Few films have had as rocky a gestation period as Gabby Dellal’s 3 Generations. After debuting the film at Cannes in 2015, under the name About Ray, the English filmmaker was savaged for her casting of a cisgender actress (Elle Fanning) as a trans boy, while initial reviews were less than enthusiastic. But these controversies make the release of the film’s recut version, in cinemas today, all the more impressive.
A tender, gorgeously shot story of a family coming to terms with their youngest member’s trans identity, 3 Generations not only elucidates the extreme emotional and legal struggles that trans youth face, but also depicts the very real difficulties that their cisgender loved ones can have in accepting and understanding them. Fanning portrays Ray, a wiry New York teen whose medical transition hinges upon getting signatures from his indecisive mother (Naomi Watts) and long-estranged father (Tate Donovan), with sensitivity and wit, while Susan Sarandon’s acerbic lesbian matriarch, Dodo, provides a humorous entry point for viewers less familiar with transgender issues.
There are certainly sticking points, the lack of a trans actor in the lead role being the most glaring, along with the film’s limited success in truly entering Ray’s head. But the presence of a non-sensationalized trans narrative in mainstream cinema cannot be underestimated. NYLON caught up with Dellal to discuss the film’s complicated genesis and why she thinks it’s a victory in the battle for trans advocacy.
What drew you to explore trans narratives and experiences?
I came across it because I met a guy—I think it was about six years ago now—who was moving furniture for my sister. I said, “How are you?” and he said, “It’s been a tricky day today because my daughter’s just told me she wants to become my son.” And he said it in a jovial way. And I had never come across any transgender people at that point, not directly, and so I was fascinated. Not only was he open, he was very adjusted by it. About I called him because I was interested in the subject and had done a lot of research and he said to me, “Actually, my kid’s just had his breasts removed, and we’re in the recovery room.” He was so proud of his child and so positive about him, and that’s what really inspired me.
How did you conduct research for the film?two years laterI actually did meet several kids that went through that experience. I did meet the original guy who inspired me. Elle and I actually interviewed the man in question when he’d already transitioned, and then I became quite close to another kid who had transitioned, and I went to visit him at his university. I was most interested in FTM [female-to-male] because that was the character, Ray, that I was exploring. I met older people and then I also went to a lot of LGBTQ open meetings in which I sort of was privy to a large section of the LGBT world, not just T but also the LGB. And also my producer is very involved in the LGBT community.

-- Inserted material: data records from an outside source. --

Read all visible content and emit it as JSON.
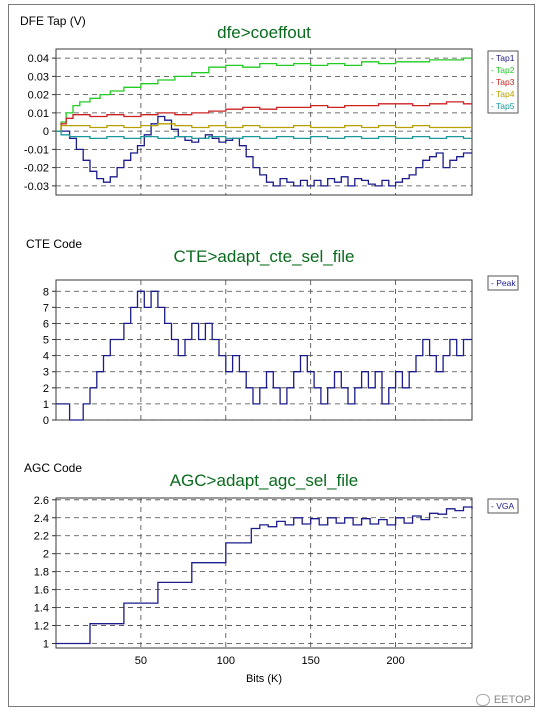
{
  "chart_data": [
    {
      "type": "line",
      "title": "dfe>coeffout",
      "ylabel": "DFE Tap (V)",
      "xlabel": "",
      "xlim": [
        0,
        245
      ],
      "ylim": [
        -0.035,
        0.045
      ],
      "yticks": [
        0.04,
        0.03,
        0.02,
        0.01,
        0,
        -0.01,
        -0.02,
        -0.03
      ],
      "yticklabels": [
        "0.04",
        "0.03",
        "0.02",
        "0.01",
        "0",
        "-0.01",
        "-0.02",
        "-0.03"
      ],
      "xticks": [
        50,
        100,
        150,
        200
      ],
      "xticklabels": [],
      "grid": true,
      "legend": "right",
      "series": [
        {
          "name": "Tap1",
          "color": "#1c1c8c",
          "x": [
            0,
            3,
            8,
            12,
            16,
            20,
            24,
            28,
            32,
            36,
            40,
            44,
            48,
            52,
            56,
            60,
            64,
            68,
            72,
            76,
            80,
            84,
            88,
            92,
            96,
            100,
            104,
            108,
            112,
            116,
            120,
            124,
            128,
            132,
            136,
            140,
            144,
            148,
            152,
            156,
            160,
            164,
            168,
            172,
            176,
            180,
            184,
            188,
            192,
            196,
            200,
            204,
            208,
            212,
            216,
            220,
            224,
            228,
            232,
            236,
            240,
            245
          ],
          "values": [
            0,
            0,
            -0.004,
            -0.01,
            -0.016,
            -0.022,
            -0.026,
            -0.028,
            -0.025,
            -0.02,
            -0.016,
            -0.012,
            -0.008,
            -0.002,
            0.004,
            0.008,
            0.006,
            0.001,
            -0.003,
            -0.005,
            -0.006,
            -0.004,
            -0.002,
            -0.004,
            -0.006,
            -0.005,
            -0.004,
            -0.008,
            -0.014,
            -0.02,
            -0.024,
            -0.028,
            -0.03,
            -0.026,
            -0.028,
            -0.03,
            -0.027,
            -0.03,
            -0.027,
            -0.03,
            -0.026,
            -0.028,
            -0.025,
            -0.03,
            -0.026,
            -0.027,
            -0.029,
            -0.03,
            -0.027,
            -0.03,
            -0.028,
            -0.026,
            -0.024,
            -0.02,
            -0.016,
            -0.014,
            -0.012,
            -0.02,
            -0.016,
            -0.014,
            -0.012,
            -0.012
          ]
        },
        {
          "name": "Tap2",
          "color": "#22cc22",
          "x": [
            0,
            3,
            6,
            10,
            14,
            20,
            26,
            32,
            40,
            50,
            60,
            70,
            80,
            90,
            100,
            110,
            120,
            130,
            140,
            150,
            160,
            170,
            180,
            190,
            200,
            210,
            220,
            230,
            240,
            245
          ],
          "values": [
            0,
            0.005,
            0.01,
            0.014,
            0.016,
            0.018,
            0.02,
            0.022,
            0.024,
            0.026,
            0.028,
            0.03,
            0.032,
            0.035,
            0.036,
            0.035,
            0.037,
            0.036,
            0.037,
            0.036,
            0.037,
            0.036,
            0.038,
            0.037,
            0.038,
            0.038,
            0.039,
            0.039,
            0.04,
            0.04
          ]
        },
        {
          "name": "Tap3",
          "color": "#cc2222",
          "x": [
            0,
            3,
            6,
            10,
            20,
            30,
            40,
            50,
            60,
            70,
            80,
            90,
            100,
            110,
            120,
            130,
            140,
            150,
            160,
            170,
            180,
            190,
            200,
            210,
            220,
            230,
            240,
            245
          ],
          "values": [
            0,
            0.004,
            0.007,
            0.009,
            0.008,
            0.009,
            0.008,
            0.009,
            0.01,
            0.009,
            0.01,
            0.011,
            0.012,
            0.013,
            0.012,
            0.013,
            0.013,
            0.014,
            0.013,
            0.014,
            0.014,
            0.015,
            0.015,
            0.014,
            0.015,
            0.016,
            0.015,
            0.015
          ]
        },
        {
          "name": "Tap4",
          "color": "#b8a000",
          "x": [
            0,
            3,
            8,
            20,
            30,
            40,
            50,
            60,
            70,
            80,
            90,
            100,
            110,
            120,
            130,
            140,
            150,
            160,
            170,
            180,
            190,
            200,
            210,
            220,
            230,
            240,
            245
          ],
          "values": [
            0,
            0.003,
            0.003,
            0.002,
            0.003,
            0.002,
            0.003,
            0.004,
            0.003,
            0.002,
            0.003,
            0.002,
            0.003,
            0.002,
            0.002,
            0.003,
            0.002,
            0.002,
            0.003,
            0.002,
            0.003,
            0.002,
            0.003,
            0.002,
            0.002,
            0.002,
            0.002
          ]
        },
        {
          "name": "Tap5",
          "color": "#1a9a9a",
          "x": [
            0,
            3,
            8,
            20,
            30,
            40,
            50,
            60,
            70,
            80,
            90,
            100,
            110,
            120,
            130,
            140,
            150,
            160,
            170,
            180,
            190,
            200,
            210,
            220,
            230,
            240,
            245
          ],
          "values": [
            0,
            -0.002,
            -0.003,
            -0.004,
            -0.003,
            -0.004,
            -0.003,
            -0.004,
            -0.003,
            -0.004,
            -0.003,
            -0.004,
            -0.003,
            -0.004,
            -0.003,
            -0.004,
            -0.003,
            -0.004,
            -0.003,
            -0.004,
            -0.003,
            -0.004,
            -0.003,
            -0.004,
            -0.003,
            -0.004,
            -0.004
          ]
        }
      ]
    },
    {
      "type": "line",
      "title": "CTE>adapt_cte_sel_file",
      "ylabel": "CTE Code",
      "xlabel": "",
      "xlim": [
        0,
        245
      ],
      "ylim": [
        0,
        8.7
      ],
      "yticks": [
        8,
        7,
        6,
        5,
        4,
        3,
        2,
        1,
        0
      ],
      "yticklabels": [
        "8",
        "7",
        "6",
        "5",
        "4",
        "3",
        "2",
        "1",
        "0"
      ],
      "xticks": [
        50,
        100,
        150,
        200
      ],
      "xticklabels": [],
      "grid": true,
      "legend": "right",
      "series": [
        {
          "name": "Peak",
          "color": "#1c1c8c",
          "x": [
            0,
            8,
            12,
            16,
            20,
            24,
            28,
            32,
            36,
            40,
            44,
            48,
            52,
            56,
            60,
            64,
            68,
            72,
            76,
            80,
            84,
            88,
            92,
            96,
            100,
            104,
            108,
            112,
            116,
            120,
            124,
            128,
            132,
            136,
            140,
            144,
            148,
            152,
            156,
            160,
            164,
            168,
            172,
            176,
            180,
            184,
            188,
            192,
            196,
            200,
            204,
            208,
            212,
            216,
            220,
            224,
            228,
            232,
            236,
            240,
            245
          ],
          "values": [
            1,
            0,
            0,
            1,
            2,
            3,
            4,
            5,
            5,
            6,
            7,
            8,
            7,
            8,
            7,
            6,
            5,
            4,
            5,
            6,
            5,
            6,
            5,
            4,
            3,
            4,
            3,
            2,
            1,
            2,
            3,
            2,
            1,
            2,
            3,
            4,
            3,
            2,
            1,
            2,
            3,
            2,
            1,
            2,
            3,
            2,
            3,
            1,
            2,
            3,
            2,
            3,
            4,
            5,
            4,
            3,
            4,
            5,
            4,
            5,
            5
          ]
        }
      ]
    },
    {
      "type": "line",
      "title": "AGC>adapt_agc_sel_file",
      "ylabel": "AGC Code",
      "xlabel": "Bits (K)",
      "xlim": [
        0,
        245
      ],
      "ylim": [
        0.95,
        2.62
      ],
      "yticks": [
        2.6,
        2.4,
        2.2,
        2,
        1.8,
        1.6,
        1.4,
        1.2,
        1
      ],
      "yticklabels": [
        "2.6",
        "2.4",
        "2.2",
        "2",
        "1.8",
        "1.6",
        "1.4",
        "1.2",
        "1"
      ],
      "xticks": [
        50,
        100,
        150,
        200
      ],
      "xticklabels": [
        "50",
        "100",
        "150",
        "200"
      ],
      "grid": true,
      "legend": "right",
      "series": [
        {
          "name": "VGA",
          "color": "#1c1c8c",
          "x": [
            0,
            20,
            40,
            60,
            80,
            100,
            115,
            120,
            125,
            130,
            135,
            140,
            145,
            150,
            155,
            160,
            165,
            170,
            175,
            180,
            185,
            190,
            195,
            200,
            205,
            210,
            215,
            220,
            225,
            230,
            235,
            240,
            245
          ],
          "values": [
            1.0,
            1.22,
            1.45,
            1.68,
            1.9,
            2.12,
            2.28,
            2.32,
            2.3,
            2.36,
            2.32,
            2.4,
            2.33,
            2.39,
            2.32,
            2.4,
            2.34,
            2.4,
            2.32,
            2.39,
            2.33,
            2.38,
            2.32,
            2.4,
            2.34,
            2.42,
            2.38,
            2.45,
            2.44,
            2.5,
            2.48,
            2.52,
            2.5
          ]
        }
      ]
    }
  ],
  "watermark": {
    "text": "EETOP"
  }
}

The film seemed to have experienced a few difficulties getting to the screen. How would you characterize what happened?
It was one of those funny things where our film was shown at Cannes—the Weinstein Company bought it, we were really excited about it—but that was right around the time that Caitlyn Jenner was constantly in the papers and there was an Eddie Redmayne film [The Danish Girl] coming out at exactly the same time as us. Obviously, we really were looking forward to it coming out straight away, but, in the end, I probably think it’s one of those lucky things because now our community is a tiny bit educated and aware about the trans community, but in no way fully accepting of it. I think it’s become a better film because I went back into the cutting room after Toronto. I spent three months doing something really delicate and painstaking without any reshoots, just going in there and trying to work out a way to get into the head of the trans boy without losing sight of the family film and its original intent, which was a film seen through the eyes of the mom. And so while I didn’t want to shift that balance, everybody’s interested in the trans situation, and because people are slightly more open-minded about it, we needed to shift the emphasis onto the Elle character as much as the Naomi character.

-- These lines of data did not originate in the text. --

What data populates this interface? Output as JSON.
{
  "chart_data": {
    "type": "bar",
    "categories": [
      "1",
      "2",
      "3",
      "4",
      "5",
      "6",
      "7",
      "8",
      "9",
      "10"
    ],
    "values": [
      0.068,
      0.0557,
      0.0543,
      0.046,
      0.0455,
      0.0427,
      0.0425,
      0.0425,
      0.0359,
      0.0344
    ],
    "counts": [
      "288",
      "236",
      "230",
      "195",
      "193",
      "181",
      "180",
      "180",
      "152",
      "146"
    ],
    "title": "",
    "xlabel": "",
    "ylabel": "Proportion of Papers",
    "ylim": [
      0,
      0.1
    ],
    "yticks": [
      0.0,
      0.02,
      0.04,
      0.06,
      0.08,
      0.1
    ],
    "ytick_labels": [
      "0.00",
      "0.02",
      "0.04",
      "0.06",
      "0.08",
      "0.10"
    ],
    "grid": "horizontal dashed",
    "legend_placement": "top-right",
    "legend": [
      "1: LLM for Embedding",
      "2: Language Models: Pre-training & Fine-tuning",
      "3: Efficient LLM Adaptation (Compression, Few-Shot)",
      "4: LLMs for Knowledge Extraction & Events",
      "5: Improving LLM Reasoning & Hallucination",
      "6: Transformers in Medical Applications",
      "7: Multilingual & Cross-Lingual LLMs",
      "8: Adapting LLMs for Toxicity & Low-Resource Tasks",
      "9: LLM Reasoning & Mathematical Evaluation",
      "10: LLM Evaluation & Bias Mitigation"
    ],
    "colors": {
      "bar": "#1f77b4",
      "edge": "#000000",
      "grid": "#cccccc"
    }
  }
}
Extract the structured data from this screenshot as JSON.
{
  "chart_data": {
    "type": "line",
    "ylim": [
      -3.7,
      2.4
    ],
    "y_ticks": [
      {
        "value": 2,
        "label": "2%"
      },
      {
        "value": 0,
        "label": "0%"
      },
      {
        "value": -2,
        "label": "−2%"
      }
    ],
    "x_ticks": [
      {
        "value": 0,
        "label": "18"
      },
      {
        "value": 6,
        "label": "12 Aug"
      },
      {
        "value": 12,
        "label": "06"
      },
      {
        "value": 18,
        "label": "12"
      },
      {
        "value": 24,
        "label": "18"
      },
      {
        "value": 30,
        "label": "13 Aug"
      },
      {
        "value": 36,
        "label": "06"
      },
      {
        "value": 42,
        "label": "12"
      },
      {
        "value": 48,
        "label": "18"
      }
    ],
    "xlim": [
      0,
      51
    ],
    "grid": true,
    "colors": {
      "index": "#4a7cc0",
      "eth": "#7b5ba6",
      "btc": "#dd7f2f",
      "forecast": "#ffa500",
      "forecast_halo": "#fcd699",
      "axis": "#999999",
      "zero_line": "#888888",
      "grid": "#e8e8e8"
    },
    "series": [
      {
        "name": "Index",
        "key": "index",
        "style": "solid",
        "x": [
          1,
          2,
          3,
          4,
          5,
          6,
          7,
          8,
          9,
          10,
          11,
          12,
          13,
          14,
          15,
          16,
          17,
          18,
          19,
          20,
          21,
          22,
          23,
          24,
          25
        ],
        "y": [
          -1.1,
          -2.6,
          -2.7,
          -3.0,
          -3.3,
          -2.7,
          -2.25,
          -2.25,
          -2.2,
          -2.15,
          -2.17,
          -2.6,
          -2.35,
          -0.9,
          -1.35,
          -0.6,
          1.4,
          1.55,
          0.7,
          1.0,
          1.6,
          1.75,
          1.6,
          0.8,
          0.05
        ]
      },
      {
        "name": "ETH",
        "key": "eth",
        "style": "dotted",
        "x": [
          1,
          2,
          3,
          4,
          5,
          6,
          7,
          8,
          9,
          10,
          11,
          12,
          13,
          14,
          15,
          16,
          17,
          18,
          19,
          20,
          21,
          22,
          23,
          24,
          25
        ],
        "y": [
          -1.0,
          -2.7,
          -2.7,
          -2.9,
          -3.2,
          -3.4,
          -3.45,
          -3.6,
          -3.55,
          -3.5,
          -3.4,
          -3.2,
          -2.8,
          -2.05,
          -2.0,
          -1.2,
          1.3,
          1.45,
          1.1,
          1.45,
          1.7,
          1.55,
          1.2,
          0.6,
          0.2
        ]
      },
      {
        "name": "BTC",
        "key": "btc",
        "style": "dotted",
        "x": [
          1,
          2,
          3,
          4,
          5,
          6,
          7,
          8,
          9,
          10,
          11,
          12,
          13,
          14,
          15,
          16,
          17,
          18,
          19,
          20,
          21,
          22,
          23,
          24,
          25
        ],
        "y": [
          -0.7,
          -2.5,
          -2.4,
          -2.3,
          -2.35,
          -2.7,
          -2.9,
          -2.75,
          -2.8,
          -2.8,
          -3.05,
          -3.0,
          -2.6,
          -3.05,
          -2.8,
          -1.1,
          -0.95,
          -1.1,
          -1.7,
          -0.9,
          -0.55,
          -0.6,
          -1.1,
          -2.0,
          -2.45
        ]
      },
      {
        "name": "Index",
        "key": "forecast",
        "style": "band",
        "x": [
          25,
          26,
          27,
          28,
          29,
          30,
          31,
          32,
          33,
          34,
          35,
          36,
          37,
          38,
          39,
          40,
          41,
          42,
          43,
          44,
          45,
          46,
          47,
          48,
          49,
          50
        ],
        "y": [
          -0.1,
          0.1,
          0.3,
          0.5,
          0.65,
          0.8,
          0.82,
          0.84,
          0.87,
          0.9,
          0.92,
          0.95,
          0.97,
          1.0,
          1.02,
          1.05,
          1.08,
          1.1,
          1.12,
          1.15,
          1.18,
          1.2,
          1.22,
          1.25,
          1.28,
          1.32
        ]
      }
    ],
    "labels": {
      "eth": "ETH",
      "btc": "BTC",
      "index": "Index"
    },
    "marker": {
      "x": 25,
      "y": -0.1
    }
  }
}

You came under fire for casting a cis actress as Ray. Did you consider casting a trans boy in the role?
Elle as an actress to me is one of the few young actors who just goes beyond her years, and so I’ve always, always wanted to work with her, and I’m so proud of her characterization and her enormous amount of work and sensitivity to the character that she was playing, and the enormity of the responsibility of playing that character. I think that she worked so hard and she was so respectful and so aware of her responsibility of the role that she was playing. Another actor could have almost lampooned the idea, not gotten to grips with the understanding of what it is to be born in a body that doesn’t align with your mind, and we worked together really hard to try and understand that.
Do you think this film is a useful tool for trans advocacy?

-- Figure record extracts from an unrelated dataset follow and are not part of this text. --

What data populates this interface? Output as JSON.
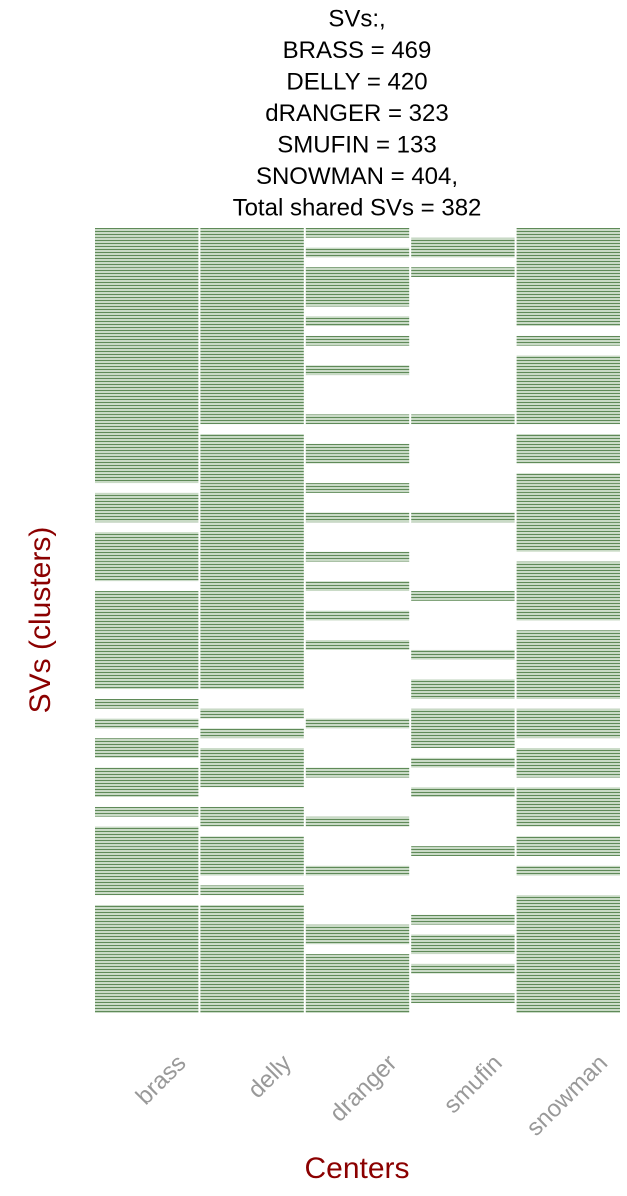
{
  "chart_data": {
    "type": "heatmap",
    "title": [
      "SVs:,",
      "BRASS = 469",
      "DELLY = 420",
      "dRANGER = 323",
      "SMUFIN = 133",
      "SNOWMAN = 404,",
      "Total shared SVs = 382"
    ],
    "ylabel": "SVs (clusters)",
    "xlabel": "Centers",
    "categories": [
      "brass",
      "delly",
      "dranger",
      "smufin",
      "snowman"
    ],
    "color": "#5f8a58",
    "values": [
      [
        1,
        1,
        1,
        1,
        1,
        1,
        1,
        1,
        1,
        1,
        1,
        1,
        1,
        1,
        1,
        1,
        1,
        1,
        1,
        1,
        1,
        1,
        1,
        1,
        1,
        1,
        0,
        1,
        1,
        1,
        0,
        1,
        1,
        1,
        1,
        1,
        0,
        1,
        1,
        1,
        1,
        1,
        1,
        1,
        1,
        1,
        1,
        0,
        1,
        0,
        1,
        0,
        1,
        1,
        0,
        1,
        1,
        1,
        0,
        1,
        0,
        1,
        1,
        1,
        1,
        1,
        1,
        1,
        0,
        1,
        1,
        1,
        1,
        1,
        1,
        1,
        1,
        1,
        1,
        1
      ],
      [
        1,
        1,
        1,
        1,
        1,
        1,
        1,
        1,
        1,
        1,
        1,
        1,
        1,
        1,
        1,
        1,
        1,
        1,
        1,
        1,
        0,
        1,
        1,
        1,
        1,
        1,
        1,
        1,
        1,
        1,
        1,
        1,
        1,
        1,
        1,
        1,
        1,
        1,
        1,
        1,
        1,
        1,
        1,
        1,
        1,
        1,
        1,
        0,
        0,
        1,
        0,
        1,
        0,
        1,
        1,
        1,
        1,
        0,
        0,
        1,
        1,
        0,
        1,
        1,
        1,
        1,
        0,
        1,
        0,
        1,
        1,
        1,
        1,
        1,
        1,
        1,
        1,
        1,
        1,
        1
      ],
      [
        1,
        0,
        1,
        0,
        1,
        1,
        1,
        1,
        0,
        1,
        0,
        1,
        0,
        0,
        1,
        0,
        0,
        0,
        0,
        1,
        0,
        0,
        1,
        1,
        0,
        0,
        1,
        0,
        0,
        1,
        0,
        0,
        0,
        1,
        0,
        0,
        1,
        0,
        0,
        1,
        0,
        0,
        1,
        0,
        0,
        0,
        0,
        0,
        0,
        0,
        1,
        0,
        0,
        0,
        0,
        1,
        0,
        0,
        0,
        0,
        1,
        0,
        0,
        0,
        0,
        1,
        0,
        0,
        0,
        0,
        0,
        1,
        1,
        0,
        1,
        1,
        1,
        1,
        1,
        1
      ],
      [
        0,
        1,
        1,
        0,
        1,
        0,
        0,
        0,
        0,
        0,
        0,
        0,
        0,
        0,
        0,
        0,
        0,
        0,
        0,
        1,
        0,
        0,
        0,
        0,
        0,
        0,
        0,
        0,
        0,
        1,
        0,
        0,
        0,
        0,
        0,
        0,
        0,
        1,
        0,
        0,
        0,
        0,
        0,
        1,
        0,
        0,
        1,
        1,
        0,
        1,
        1,
        1,
        1,
        0,
        1,
        0,
        0,
        1,
        0,
        0,
        0,
        0,
        0,
        1,
        0,
        0,
        0,
        0,
        0,
        0,
        1,
        0,
        1,
        1,
        0,
        1,
        0,
        0,
        1,
        0
      ],
      [
        1,
        1,
        1,
        1,
        1,
        1,
        1,
        1,
        1,
        1,
        0,
        1,
        0,
        1,
        1,
        1,
        1,
        1,
        1,
        1,
        0,
        1,
        1,
        1,
        0,
        1,
        1,
        1,
        1,
        1,
        1,
        1,
        1,
        0,
        1,
        1,
        1,
        1,
        1,
        1,
        0,
        1,
        1,
        1,
        1,
        1,
        1,
        1,
        0,
        1,
        1,
        1,
        0,
        1,
        1,
        1,
        0,
        1,
        1,
        1,
        1,
        0,
        1,
        1,
        0,
        1,
        0,
        0,
        1,
        1,
        1,
        1,
        1,
        1,
        1,
        1,
        1,
        1,
        1,
        1
      ]
    ]
  }
}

I think it’s all about trying to normalize a subject, not sensationalize it or freak people out so that older people would go and say, “Oh, but my kid would never do that.” In actual fact, it’s to say that this could be your kid and not to only think that it’s the kids from a low economic background [that are] transgender. There was one kid that I met who I can’t name, but the dad said that when they first went to see a therapist that worked with transgender kids in New York, he had two families that he was seeing, and within a year he had something like 300 families. It’s because people are beginning to be more open about it. If you take the taboo out of it, then you can genuinely be there to help. So I really hope this film has a social impact and is far-reaching. I really hope that we can.